China Power

Is China Secretly Building a Navy Base in Africa?

Plus, more on China-Africa relations, China’s anti-corruption tsar, and CCP factionalism. Friday China links.

Is China Secretly Building a Navy Base in Africa?
Credit: U.S. Navy photo by Chief Mass Communication Specialist Sam Shavers/Released

Friday China links to round off the week:

Writing for Real Clear Defense, Robert C. O’Brien explores reports that China is looking to build an overseas naval base in Namibia. O’Brien notes the historical strategic importance of Walvis Bay, Namibia’s sole deep water port, adding that the South Atlantic is generally “below the radar of most policy makers today.” If the PLA Navy does construct a base at Walvis Bay, he writes, “It would have the ability to patrol the critical Cape of Good Hope around Africa and Cape Horn around South America.  The approaches to the key North Atlantic sea lanes linking the Americas, Africa and Europe would be nearby.”

The question of PLA overseas bases in general was explored more fully last year in a report from National Defense University. Report co-author Christopher Yung summarized the findings in a piece for The Diplomat. Yung argues that a “dual-use” model, where ports serve both for commercial and military interests, would be China’s most likely blueprint for setting up bases overseas. I also previously explored China’s investments in Africa and how they relate to the Maritime Silk Road project.

China-Africa relations were in the headlines for an entirely separate reason this week, when a Chinese restaurant in Nairobi was accused of refusing to admit African patrons after 5 pm. “We don’t admit Africans that we don’t know because you never know who is Al-Shebab and who isn’t,” a restaurant manager told journalists, referencing the Al-Qaeda linked militant group. AFP has the story.

In other news, China announced a new phase of its attempts to pursue corrupt Chinese officials who have fled abroad. Operation “Sky Net” will involve cooperation from China’s party disciplinary commission as well as law enforcement, the central bank, and “diplomatic services.” The most important question may be how much cooperation China can get from overseas counterparts. Reports indicate the top official in charge of anti-corruption, Wang Qishan, will visit the U.S. later this year.

Speaking of Wang, The Economist did a feature on Wang, calling him the second most powerful leader in China. “Fear is Wang Qishan’s favored weapon,” the piece begins.

In military affairs, China and Pakistan pledged deeper cooperation between their navies. Pakistan’s Chief of Naval Staff Muhammad Zakaullah was in China for a visit on Thursday, and talked with his counterparts about strengthening maritime security cooperation.

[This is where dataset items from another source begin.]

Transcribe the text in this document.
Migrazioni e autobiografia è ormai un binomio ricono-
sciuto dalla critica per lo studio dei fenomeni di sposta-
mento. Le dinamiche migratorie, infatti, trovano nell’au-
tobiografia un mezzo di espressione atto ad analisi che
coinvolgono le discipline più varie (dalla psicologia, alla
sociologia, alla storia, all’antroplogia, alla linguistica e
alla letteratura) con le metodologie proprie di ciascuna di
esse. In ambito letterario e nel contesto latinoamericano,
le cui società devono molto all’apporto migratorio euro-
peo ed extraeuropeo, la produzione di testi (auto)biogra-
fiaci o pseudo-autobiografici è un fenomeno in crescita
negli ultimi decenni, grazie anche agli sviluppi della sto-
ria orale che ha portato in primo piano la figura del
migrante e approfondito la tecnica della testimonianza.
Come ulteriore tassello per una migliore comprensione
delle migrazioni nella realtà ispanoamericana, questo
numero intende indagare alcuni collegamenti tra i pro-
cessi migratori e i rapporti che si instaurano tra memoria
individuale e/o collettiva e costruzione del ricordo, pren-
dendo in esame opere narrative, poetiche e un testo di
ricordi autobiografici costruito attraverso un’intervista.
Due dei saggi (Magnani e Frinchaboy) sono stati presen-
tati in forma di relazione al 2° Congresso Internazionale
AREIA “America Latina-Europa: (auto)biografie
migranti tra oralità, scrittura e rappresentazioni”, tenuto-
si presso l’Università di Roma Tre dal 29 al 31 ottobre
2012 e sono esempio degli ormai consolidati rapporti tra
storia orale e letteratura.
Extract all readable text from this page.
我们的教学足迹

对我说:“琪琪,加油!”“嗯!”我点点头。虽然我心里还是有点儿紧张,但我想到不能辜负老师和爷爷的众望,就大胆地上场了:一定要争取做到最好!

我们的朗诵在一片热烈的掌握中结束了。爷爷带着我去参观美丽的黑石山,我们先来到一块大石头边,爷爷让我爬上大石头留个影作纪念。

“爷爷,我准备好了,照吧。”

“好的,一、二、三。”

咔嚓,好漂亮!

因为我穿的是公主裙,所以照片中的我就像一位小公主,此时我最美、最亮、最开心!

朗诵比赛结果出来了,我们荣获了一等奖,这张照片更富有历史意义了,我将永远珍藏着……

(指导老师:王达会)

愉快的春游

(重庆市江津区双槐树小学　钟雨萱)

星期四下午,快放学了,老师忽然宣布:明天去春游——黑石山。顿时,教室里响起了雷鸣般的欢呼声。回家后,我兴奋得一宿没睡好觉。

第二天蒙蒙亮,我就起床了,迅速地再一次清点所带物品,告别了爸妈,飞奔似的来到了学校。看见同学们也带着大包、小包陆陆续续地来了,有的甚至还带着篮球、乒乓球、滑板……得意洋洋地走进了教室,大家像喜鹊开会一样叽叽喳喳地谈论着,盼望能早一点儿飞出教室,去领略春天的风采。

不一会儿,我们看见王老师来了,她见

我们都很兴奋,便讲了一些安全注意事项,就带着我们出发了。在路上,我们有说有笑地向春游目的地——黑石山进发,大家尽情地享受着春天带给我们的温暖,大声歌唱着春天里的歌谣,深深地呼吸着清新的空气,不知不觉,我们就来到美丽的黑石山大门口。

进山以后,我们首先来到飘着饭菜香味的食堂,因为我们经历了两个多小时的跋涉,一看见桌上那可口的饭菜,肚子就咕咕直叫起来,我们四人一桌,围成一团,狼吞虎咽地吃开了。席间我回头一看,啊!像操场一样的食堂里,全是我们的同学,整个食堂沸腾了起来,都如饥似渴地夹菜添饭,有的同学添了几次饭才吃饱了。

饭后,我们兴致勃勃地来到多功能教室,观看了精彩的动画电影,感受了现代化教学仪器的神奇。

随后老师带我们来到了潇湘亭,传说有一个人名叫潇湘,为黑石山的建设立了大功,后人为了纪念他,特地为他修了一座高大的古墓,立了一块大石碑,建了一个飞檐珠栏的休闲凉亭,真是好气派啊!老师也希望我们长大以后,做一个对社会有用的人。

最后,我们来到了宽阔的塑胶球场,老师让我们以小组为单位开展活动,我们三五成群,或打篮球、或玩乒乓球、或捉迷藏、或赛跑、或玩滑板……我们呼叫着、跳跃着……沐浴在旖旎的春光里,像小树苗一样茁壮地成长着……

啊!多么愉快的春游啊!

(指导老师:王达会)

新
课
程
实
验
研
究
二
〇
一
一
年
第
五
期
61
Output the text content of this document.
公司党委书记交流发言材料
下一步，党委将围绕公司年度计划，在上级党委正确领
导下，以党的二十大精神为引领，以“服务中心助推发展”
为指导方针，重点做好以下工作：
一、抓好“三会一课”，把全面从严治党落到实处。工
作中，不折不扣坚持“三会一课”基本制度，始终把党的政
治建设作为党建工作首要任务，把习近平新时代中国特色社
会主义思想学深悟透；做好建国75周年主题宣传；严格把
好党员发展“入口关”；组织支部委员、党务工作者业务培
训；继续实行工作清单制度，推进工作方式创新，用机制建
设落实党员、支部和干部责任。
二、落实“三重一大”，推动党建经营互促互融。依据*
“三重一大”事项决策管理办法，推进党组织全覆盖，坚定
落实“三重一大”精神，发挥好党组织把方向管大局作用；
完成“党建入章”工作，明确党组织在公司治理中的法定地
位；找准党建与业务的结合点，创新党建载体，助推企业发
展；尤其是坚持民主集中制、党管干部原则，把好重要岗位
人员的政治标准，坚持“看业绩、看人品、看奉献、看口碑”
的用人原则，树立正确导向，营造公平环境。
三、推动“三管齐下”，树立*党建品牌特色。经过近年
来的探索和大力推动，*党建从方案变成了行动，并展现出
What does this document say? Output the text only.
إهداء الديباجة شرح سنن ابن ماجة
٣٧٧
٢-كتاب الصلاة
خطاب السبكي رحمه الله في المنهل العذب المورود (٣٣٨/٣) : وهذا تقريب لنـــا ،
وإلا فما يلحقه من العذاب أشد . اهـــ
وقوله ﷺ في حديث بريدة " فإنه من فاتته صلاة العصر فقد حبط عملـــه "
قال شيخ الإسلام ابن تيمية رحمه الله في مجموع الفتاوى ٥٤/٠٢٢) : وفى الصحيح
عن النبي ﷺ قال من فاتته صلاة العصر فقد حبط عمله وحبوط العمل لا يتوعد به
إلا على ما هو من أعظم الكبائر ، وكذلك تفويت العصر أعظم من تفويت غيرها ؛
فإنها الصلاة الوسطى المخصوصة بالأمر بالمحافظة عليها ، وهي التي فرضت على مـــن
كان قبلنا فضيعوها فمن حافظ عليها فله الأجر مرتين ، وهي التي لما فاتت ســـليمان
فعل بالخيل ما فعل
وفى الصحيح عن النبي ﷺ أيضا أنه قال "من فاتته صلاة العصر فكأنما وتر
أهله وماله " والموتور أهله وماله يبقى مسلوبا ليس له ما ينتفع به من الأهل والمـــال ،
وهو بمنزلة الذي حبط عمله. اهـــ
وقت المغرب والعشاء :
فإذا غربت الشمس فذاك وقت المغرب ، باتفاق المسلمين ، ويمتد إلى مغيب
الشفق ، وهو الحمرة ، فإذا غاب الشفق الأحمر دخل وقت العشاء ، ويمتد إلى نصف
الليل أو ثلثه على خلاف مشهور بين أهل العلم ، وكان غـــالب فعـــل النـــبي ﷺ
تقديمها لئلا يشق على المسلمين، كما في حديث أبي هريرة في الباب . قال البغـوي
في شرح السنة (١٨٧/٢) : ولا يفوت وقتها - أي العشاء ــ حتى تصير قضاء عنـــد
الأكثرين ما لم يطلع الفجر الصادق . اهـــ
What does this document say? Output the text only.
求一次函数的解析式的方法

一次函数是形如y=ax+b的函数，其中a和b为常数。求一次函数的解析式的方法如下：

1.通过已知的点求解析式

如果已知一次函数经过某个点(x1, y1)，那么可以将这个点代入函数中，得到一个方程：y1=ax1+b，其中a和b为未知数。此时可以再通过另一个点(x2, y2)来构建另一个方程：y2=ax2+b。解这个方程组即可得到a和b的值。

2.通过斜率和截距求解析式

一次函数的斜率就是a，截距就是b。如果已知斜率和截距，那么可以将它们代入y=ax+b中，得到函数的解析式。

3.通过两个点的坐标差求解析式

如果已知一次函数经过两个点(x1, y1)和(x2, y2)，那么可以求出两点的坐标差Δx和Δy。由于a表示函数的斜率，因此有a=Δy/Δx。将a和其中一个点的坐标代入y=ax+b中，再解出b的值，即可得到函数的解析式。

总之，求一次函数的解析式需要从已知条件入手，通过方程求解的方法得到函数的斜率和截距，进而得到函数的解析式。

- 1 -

Finally, your long-read for the weekend: Alice Miller of the Hoover Institution wades into the discussion of factionalism in the Chinese Communist Party. What sets Miller’s piece apart is that it seeks to analyze not the factions themselves but the discussion of supposed “factions” in Western media. The takeaway? In general, factional approaches offer “little insight into policy-making and observable policy outcomes.” As for Chinese politics, Miller argues that because Xi’s policy agenda was set forth at the 18th Party Congress, in a document shaped by his predecessor Hu Jintao, Xi is actually “pursuing a mandate” given to him by other CCP leaders.